The other night during a Stanley Cup playoff hockey game at Staples Center in Los Angeles the telecaster decided to enthrall us viewers with the sight of Tom Cruise and Victoria and David Beckham in the stands. I merely shrugged and noted that it still left them seventy percent short of a Mensa minyan.

Today I just read an article on the New York Times website (to be published tomorrow in the Magazine) about a teenager named “Sarah M., better known as ‘Stalker Sarah,’” whose purpose on Earth seems to be to have her picture taken with alleged celebrities (convicted ex-governors apparently count) and uploading the results to the internet. According to the Times, her activities have propelled Sarah M. to the sort of fame that causes other teenaged girls to want to have their pictures taken with her.

The walls of many New York City delicatessens attest to an earlier age of photo-taking-with-celebrities. There one can still see fading black-and-white glossies of countermen posing with minor Borscht Belt comedians. But at least the former did something to earn their Kodak moment; they sliced the latter’s pastrami and placed it between pieces of rye bread (with or without seeds).

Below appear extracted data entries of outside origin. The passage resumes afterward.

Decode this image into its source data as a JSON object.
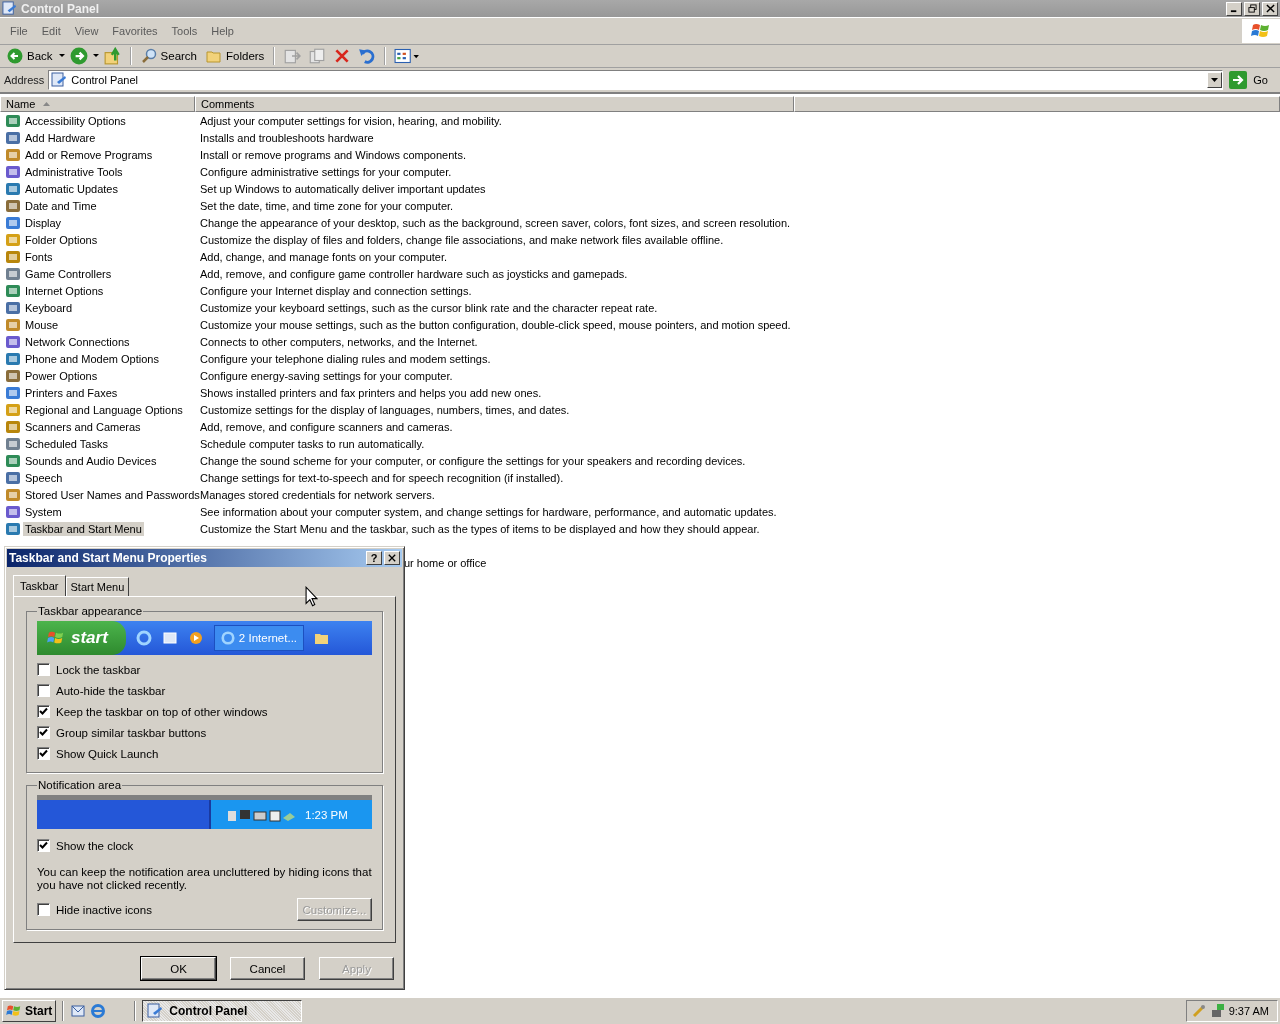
{
  "window": {
    "title": "Control Panel"
  },
  "menu": [
    "File",
    "Edit",
    "View",
    "Favorites",
    "Tools",
    "Help"
  ],
  "toolbar": {
    "back": "Back",
    "search": "Search",
    "folders": "Folders"
  },
  "address": {
    "label": "Address",
    "value": "Control Panel",
    "go": "Go"
  },
  "columns": [
    "Name",
    "Comments"
  ],
  "rows": [
    {
      "name": "Accessibility Options",
      "comment": "Adjust your computer settings for vision, hearing, and mobility.",
      "selected": false
    },
    {
      "name": "Add Hardware",
      "comment": "Installs and troubleshoots hardware",
      "selected": false
    },
    {
      "name": "Add or Remove Programs",
      "comment": "Install or remove programs and Windows components.",
      "selected": false
    },
    {
      "name": "Administrative Tools",
      "comment": "Configure administrative settings for your computer.",
      "selected": false
    },
    {
      "name": "Automatic Updates",
      "comment": "Set up Windows to automatically deliver important updates",
      "selected": false
    },
    {
      "name": "Date and Time",
      "comment": "Set the date, time, and time zone for your computer.",
      "selected": false
    },
    {
      "name": "Display",
      "comment": "Change the appearance of your desktop, such as the background, screen saver, colors, font sizes, and screen resolution.",
      "selected": false
    },
    {
      "name": "Folder Options",
      "comment": "Customize the display of files and folders, change file associations, and make network files available offline.",
      "selected": false
    },
    {
      "name": "Fonts",
      "comment": "Add, change, and manage fonts on your computer.",
      "selected": false
    },
    {
      "name": "Game Controllers",
      "comment": "Add, remove, and configure game controller hardware such as joysticks and gamepads.",
      "selected": false
    },
    {
      "name": "Internet Options",
      "comment": "Configure your Internet display and connection settings.",
      "selected": false
    },
    {
      "name": "Keyboard",
      "comment": "Customize your keyboard settings, such as the cursor blink rate and the character repeat rate.",
      "selected": false
    },
    {
      "name": "Mouse",
      "comment": "Customize your mouse settings, such as the button configuration, double-click speed, mouse pointers, and motion speed.",
      "selected": false
    },
    {
      "name": "Network Connections",
      "comment": "Connects to other computers, networks, and the Internet.",
      "selected": false
    },
    {
      "name": "Phone and Modem Options",
      "comment": "Configure your telephone dialing rules and modem settings.",
      "selected": false
    },
    {
      "name": "Power Options",
      "comment": "Configure energy-saving settings for your computer.",
      "selected": false
    },
    {
      "name": "Printers and Faxes",
      "comment": "Shows installed printers and fax printers and helps you add new ones.",
      "selected": false
    },
    {
      "name": "Regional and Language Options",
      "comment": "Customize settings for the display of languages, numbers, times, and dates.",
      "selected": false
    },
    {
      "name": "Scanners and Cameras",
      "comment": "Add, remove, and configure scanners and cameras.",
      "selected": false
    },
    {
      "name": "Scheduled Tasks",
      "comment": "Schedule computer tasks to run automatically.",
      "selected": false
    },
    {
      "name": "Sounds and Audio Devices",
      "comment": "Change the sound scheme for your computer, or configure the settings for your speakers and recording devices.",
      "selected": false
    },
    {
      "name": "Speech",
      "comment": "Change settings for text-to-speech and for speech recognition (if installed).",
      "selected": false
    },
    {
      "name": "Stored User Names and Passwords",
      "comment": "Manages stored credentials for network servers.",
      "selected": false
    },
    {
      "name": "System",
      "comment": "See information about your computer system, and change settings for hardware, performance, and automatic updates.",
      "selected": false
    },
    {
      "name": "Taskbar and Start Menu",
      "comment": "Customize the Start Menu and the taskbar, such as the types of items to be displayed and how they should appear.",
      "selected": true
    }
  ],
  "covered_comment": "ur home or office",
  "dialog": {
    "title": "Taskbar and Start Menu Properties",
    "help": "?",
    "tabs": [
      {
        "label": "Taskbar",
        "selected": true
      },
      {
        "label": "Start Menu",
        "selected": false
      }
    ],
    "appearance": {
      "legend": "Taskbar appearance",
      "preview_start": "start",
      "preview_button": "2 Internet...",
      "options": [
        {
          "label": "Lock the taskbar",
          "checked": false
        },
        {
          "label": "Auto-hide the taskbar",
          "checked": false
        },
        {
          "label": "Keep the taskbar on top of other windows",
          "checked": true
        },
        {
          "label": "Group similar taskbar buttons",
          "checked": true
        },
        {
          "label": "Show Quick Launch",
          "checked": true
        }
      ]
    },
    "notification": {
      "legend": "Notification area",
      "preview_time": "1:23 PM",
      "clock": {
        "label": "Show the clock",
        "checked": true
      },
      "note": "You can keep the notification area uncluttered by hiding icons that you have not clicked recently.",
      "hide": {
        "label": "Hide inactive icons",
        "checked": false
      },
      "customize": {
        "label": "Customize...",
        "disabled": true
      }
    },
    "buttons": [
      {
        "label": "OK",
        "disabled": false,
        "default": true
      },
      {
        "label": "Cancel",
        "disabled": false,
        "default": false
      },
      {
        "label": "Apply",
        "disabled": true,
        "default": false
      }
    ]
  },
  "taskbar": {
    "start": "Start",
    "task": "Control Panel",
    "time": "9:37 AM"
  }
}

Four-and-a-half decades ago at Expo67 in Montreal I took a photograph of famed photographer Yousuf Karsh. I am willing—out of the goodness of my heart—to allow you to take a picture of me, so that you can brag that you have photographed the person who photographed the person who photographed (according to Wikipedia) Winston Churchill, Mohammed Ali, Mother Teresa, Humphrey Bogart, Sophia Loren, Dwight D. Eisenhower, Ernest Hemingway, Nikita Khrushchev, Martin Luther King, Pope John XXIII, Pablo Picasso, Dizzy Gillespie, and Queen Elizabeth II.

And the glow of greatness can encompass us all.